Comma just wrapped up Comma Con, it’s developer and customer conference, in San Diego, no less 🙂
The big announcement is the Comma Three, a $2199 aftermarket product that provides high-level lane keeping and cruise control to a wide variety of vehicles.
I purchased the original Comma several years ago and tried it out on a variety of rental cars. The performance impressed me then, and I’m sure it’s terrific now. Comma boasts, “thousands of customers and millions of miles.”
They also promote that the device is “Easy to install,” and then link out to a 15-step process that takes about 30 minutes and includes steps such as, “Route the RJ45 cable to the OBD-II port” and “Let the mount cure.”
Comma’s technology is so good, and I remain amazed that they have chosen to remain independent and focus on hackers, rather than go big through OEM partnerships.
I’ve been a fan of Comma since 2016. Way back then, I sat in a garage with George Hotz, Comma’s founder, and had an informal job interview that was almost more like a conversation about end-to-end deep learning for self-driving cars.
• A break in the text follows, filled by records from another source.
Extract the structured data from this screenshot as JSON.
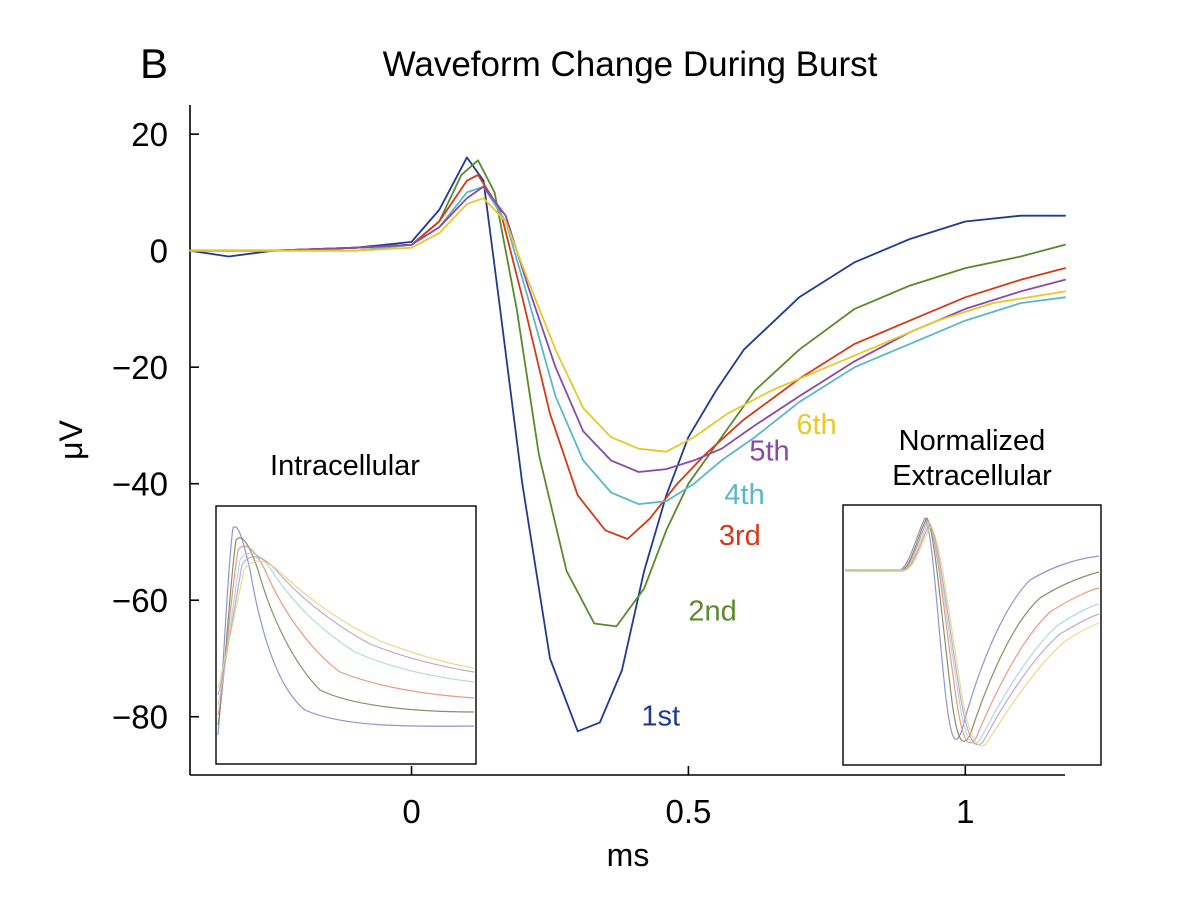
{
  "panel_letter": "B",
  "chart_data": {
    "type": "line",
    "title": "Waveform Change During Burst",
    "xlabel": "ms",
    "ylabel": "μV",
    "xlim": [
      -0.4,
      1.18
    ],
    "ylim": [
      -90,
      25
    ],
    "x_ticks": [
      0,
      0.5,
      1
    ],
    "x_tick_labels": [
      "0",
      "0.5",
      "1"
    ],
    "y_ticks": [
      20,
      0,
      -20,
      -40,
      -60,
      -80
    ],
    "y_tick_labels": [
      "20",
      "0",
      "−20",
      "−40",
      "−60",
      "−80"
    ],
    "grid": false,
    "legend": "inline-labels",
    "series": [
      {
        "name": "1st",
        "color": "#1f3a93",
        "label_at": [
          0.415,
          -81.5
        ],
        "points": [
          [
            -0.4,
            0
          ],
          [
            -0.33,
            -1
          ],
          [
            -0.25,
            0
          ],
          [
            -0.1,
            0.5
          ],
          [
            0,
            1.5
          ],
          [
            0.05,
            7
          ],
          [
            0.1,
            16
          ],
          [
            0.13,
            12
          ],
          [
            0.16,
            -10
          ],
          [
            0.2,
            -40
          ],
          [
            0.25,
            -70
          ],
          [
            0.3,
            -82.5
          ],
          [
            0.34,
            -81
          ],
          [
            0.38,
            -72
          ],
          [
            0.42,
            -55
          ],
          [
            0.46,
            -42
          ],
          [
            0.5,
            -32
          ],
          [
            0.55,
            -24
          ],
          [
            0.6,
            -17
          ],
          [
            0.7,
            -8
          ],
          [
            0.8,
            -2
          ],
          [
            0.9,
            2
          ],
          [
            1.0,
            5
          ],
          [
            1.1,
            6
          ],
          [
            1.18,
            6
          ]
        ]
      },
      {
        "name": "2nd",
        "color": "#5a8a2a",
        "label_at": [
          0.5,
          -63.5
        ],
        "points": [
          [
            -0.4,
            0
          ],
          [
            -0.25,
            0
          ],
          [
            -0.1,
            0.5
          ],
          [
            0,
            1
          ],
          [
            0.05,
            5
          ],
          [
            0.09,
            13
          ],
          [
            0.12,
            15.5
          ],
          [
            0.15,
            10
          ],
          [
            0.19,
            -10
          ],
          [
            0.23,
            -35
          ],
          [
            0.28,
            -55
          ],
          [
            0.33,
            -64
          ],
          [
            0.37,
            -64.5
          ],
          [
            0.42,
            -58
          ],
          [
            0.46,
            -48
          ],
          [
            0.5,
            -40
          ],
          [
            0.56,
            -32
          ],
          [
            0.62,
            -24
          ],
          [
            0.7,
            -17
          ],
          [
            0.8,
            -10
          ],
          [
            0.9,
            -6
          ],
          [
            1.0,
            -3
          ],
          [
            1.1,
            -1
          ],
          [
            1.18,
            1
          ]
        ]
      },
      {
        "name": "3rd",
        "color": "#d43a1a",
        "label_at": [
          0.555,
          -50.5
        ],
        "points": [
          [
            -0.4,
            0
          ],
          [
            -0.25,
            0
          ],
          [
            -0.1,
            0.5
          ],
          [
            0,
            1
          ],
          [
            0.05,
            5
          ],
          [
            0.1,
            12
          ],
          [
            0.12,
            13
          ],
          [
            0.16,
            7
          ],
          [
            0.2,
            -8
          ],
          [
            0.25,
            -28
          ],
          [
            0.3,
            -42
          ],
          [
            0.35,
            -48
          ],
          [
            0.39,
            -49.5
          ],
          [
            0.43,
            -46
          ],
          [
            0.48,
            -40
          ],
          [
            0.53,
            -35
          ],
          [
            0.6,
            -29
          ],
          [
            0.7,
            -22
          ],
          [
            0.8,
            -16
          ],
          [
            0.9,
            -12
          ],
          [
            1.0,
            -8
          ],
          [
            1.1,
            -5
          ],
          [
            1.18,
            -3
          ]
        ]
      },
      {
        "name": "4th",
        "color": "#5bb8c8",
        "label_at": [
          0.565,
          -43.5
        ],
        "points": [
          [
            -0.4,
            0
          ],
          [
            -0.25,
            0
          ],
          [
            -0.1,
            0
          ],
          [
            0,
            1
          ],
          [
            0.05,
            4
          ],
          [
            0.1,
            10
          ],
          [
            0.13,
            11
          ],
          [
            0.17,
            5
          ],
          [
            0.21,
            -8
          ],
          [
            0.26,
            -25
          ],
          [
            0.31,
            -36
          ],
          [
            0.36,
            -41.5
          ],
          [
            0.41,
            -43.5
          ],
          [
            0.46,
            -43
          ],
          [
            0.51,
            -40
          ],
          [
            0.56,
            -36
          ],
          [
            0.62,
            -32
          ],
          [
            0.7,
            -26
          ],
          [
            0.8,
            -20
          ],
          [
            0.9,
            -16
          ],
          [
            1.0,
            -12
          ],
          [
            1.1,
            -9
          ],
          [
            1.18,
            -8
          ]
        ]
      },
      {
        "name": "5th",
        "color": "#8a4aa8",
        "label_at": [
          0.61,
          -36
        ],
        "points": [
          [
            -0.4,
            0
          ],
          [
            -0.25,
            0
          ],
          [
            -0.1,
            0.5
          ],
          [
            0,
            1
          ],
          [
            0.05,
            4
          ],
          [
            0.1,
            9
          ],
          [
            0.13,
            11
          ],
          [
            0.17,
            6
          ],
          [
            0.21,
            -6
          ],
          [
            0.26,
            -20
          ],
          [
            0.31,
            -31
          ],
          [
            0.36,
            -36
          ],
          [
            0.41,
            -38
          ],
          [
            0.46,
            -37.5
          ],
          [
            0.51,
            -36
          ],
          [
            0.56,
            -34
          ],
          [
            0.62,
            -30
          ],
          [
            0.7,
            -25
          ],
          [
            0.8,
            -19
          ],
          [
            0.9,
            -14
          ],
          [
            1.0,
            -10
          ],
          [
            1.1,
            -7
          ],
          [
            1.18,
            -5
          ]
        ]
      },
      {
        "name": "6th",
        "color": "#e8c82a",
        "label_at": [
          0.695,
          -31.5
        ],
        "points": [
          [
            -0.4,
            0
          ],
          [
            -0.25,
            0
          ],
          [
            -0.1,
            0
          ],
          [
            0,
            0.5
          ],
          [
            0.05,
            3
          ],
          [
            0.1,
            8
          ],
          [
            0.13,
            9
          ],
          [
            0.17,
            5
          ],
          [
            0.21,
            -5
          ],
          [
            0.26,
            -17
          ],
          [
            0.31,
            -27
          ],
          [
            0.36,
            -32
          ],
          [
            0.41,
            -34
          ],
          [
            0.46,
            -34.5
          ],
          [
            0.51,
            -32
          ],
          [
            0.57,
            -28
          ],
          [
            0.65,
            -24
          ],
          [
            0.75,
            -20
          ],
          [
            0.85,
            -16
          ],
          [
            0.95,
            -12
          ],
          [
            1.05,
            -9
          ],
          [
            1.18,
            -7
          ]
        ]
      }
    ]
  },
  "insets": [
    {
      "title_lines": [
        "Intracellular"
      ]
    },
    {
      "title_lines": [
        "Normalized",
        "Extracellular"
      ]
    }
  ]
}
They sent me a programming project which I didn’t wind up completing, but that garage conversation inspired the behavioral cloning project in the Udacity Self-Driving Car Engineer Nanodegree Program, and George spoke to Udacity students at the event we hosted to launch the program.
I wish them much success, part of which I suspect will be conditional on the type of OEM partnerships they have thus far avoided.